If you’ve ever been a teenager, you’ll be able to relate to “Blinded by the Light.” Universal relatability is a mark of accomplished acting, something this delightful movie displays in spades. Javed, played by newcomer Viveik Kalra, is a Pakistani British teen coming of age in a London suburb in 1987. He’s under the thumb of his overbearing, traditional father, but upon discovering the music of Bruce Springsteen, Javed feels inspired to express himself and hone his skills at writing. Kalra delivers a breakout performance with a level of excellence that’s matched by an effective supporting cast.
Kalra has only two completed credits on IMDb outside of “Blinded by the Light.” He’s slated to appear next opposite Colin Farrell in the upcoming sci-fi thriller “Voyagers,” and based on his winning performance in “Light,” credits will not be in short supply for this budding actor moving forward. The film owes much of its relatability to his work. Even if viewers have zero experience with British or Pakistani culture, they’ll be able to relate to the alienation and yearning that Kalra beautifully portrays. With telling expressions and gestures, Klara capably mirrors his character’s thoughts and emotions, whether it’s the frustration over a controlling parent or the joy at newfound freedom. This connected, transparent presence isn’t easily achieved, especially by a relatively green actor, but he pulls it off thanks to his incredible focus. He’s dialed-in and present in every scene, resulting in a consistently engaging performance.
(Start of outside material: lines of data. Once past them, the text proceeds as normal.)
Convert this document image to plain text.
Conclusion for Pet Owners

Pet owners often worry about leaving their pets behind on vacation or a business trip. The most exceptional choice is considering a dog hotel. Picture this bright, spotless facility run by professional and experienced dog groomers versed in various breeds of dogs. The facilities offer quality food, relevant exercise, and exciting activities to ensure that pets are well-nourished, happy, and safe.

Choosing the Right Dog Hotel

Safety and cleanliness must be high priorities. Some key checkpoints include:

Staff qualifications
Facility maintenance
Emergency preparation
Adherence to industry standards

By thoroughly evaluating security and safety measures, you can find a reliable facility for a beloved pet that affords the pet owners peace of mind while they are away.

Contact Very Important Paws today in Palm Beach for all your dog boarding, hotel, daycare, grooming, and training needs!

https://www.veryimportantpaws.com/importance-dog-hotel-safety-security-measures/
Ghir has on-camera credits going back to 1985 and has worked with “Light” director Gurinder Chadha before, including in the PBS miniseries “Beecham House,” in which Kalra also starred. But viewers may still be unfamiliar with the actor, and if that’s the case, they’ll get to be impressed by his character work. Ghir plays Malik, Javed’s domineering father who doesn’t understand or support Javed’s dream of becoming a writer. Ghir’s portrayal of Malik shows he’s put in the work to delve into his character’s motives so that viewers can understand him beyond the clichés of a controlling parent. Malik has a well-developed character arc, and Ghir deftly maneuvers a radical turn it takes at the end of the film. The actor’s ability to weave this “emotional 180” into his character, rounding out his sharp edges and exposing a rather generous heart, adds to his overall first-rate work.
Williams has a few more credits under her name than Kalra but is still likely to be a fresh face for most viewers, unless they remember her as young Cersei Lannister from a 2015 episode of “Game of Thrones.” But based on her performance as Javed’s love interest Eliza, the young actress will leave viewers wishing to see her in more projects. Williams brings a depth and kindness to a rebellious character that other actors would’ve rendered into a bundle of clichés. The actress has strong on-screen chemistry with Kalra and effortlessly navigates the highs and lows of young love in a way that will leave viewers reminiscing about class crushes and clandestine make-out sessions. While working within the framework of a supporting role, Williams matches Kalra’s charm and affability and delivers a character we come to care about.
Thanks to her role as Peggy Carter in the “Captain America” series, it’s likely Atwell is the most recognizable name on the cast list. While hers is a relatively small part, Atwell does a lot with the character of Ms. Clay, Javed’s persistently caring teacher who doesn’t balk at the challenges his father presents. Think Hilary Swank in “Freedom Writers,” only more “woke.” Atwell isn’t given a large character arc or much emotional range, but she uses her limited on-screen time to infuse the character with nuance. Ms. Clay is direct with her students and unafraid to air negative feelings toward the prime minister in front of them. When she’s not on the clock, the teacher actively protests racism and encourages Javed’s writing efforts. Atwell knits all these character traits together into a real, dynamic creation.
Thanks to incredible work from its cast, it’s no wonder Variety calls the film “one of the biggest discoveries out of this year’s Sundance Film Festival” as well as “Chadha’s best movie since ‘Bend It Like Beckham.’” Whether you’re a fan of Bruce Springsteen or not, you can connect with this warm coming-of-age comedy-drama about the challenges of discovering your own identity and aspirations, separate from those of your parents. The actors’ heartfelt portrayals of relatable characters will leave viewers of any age inspired.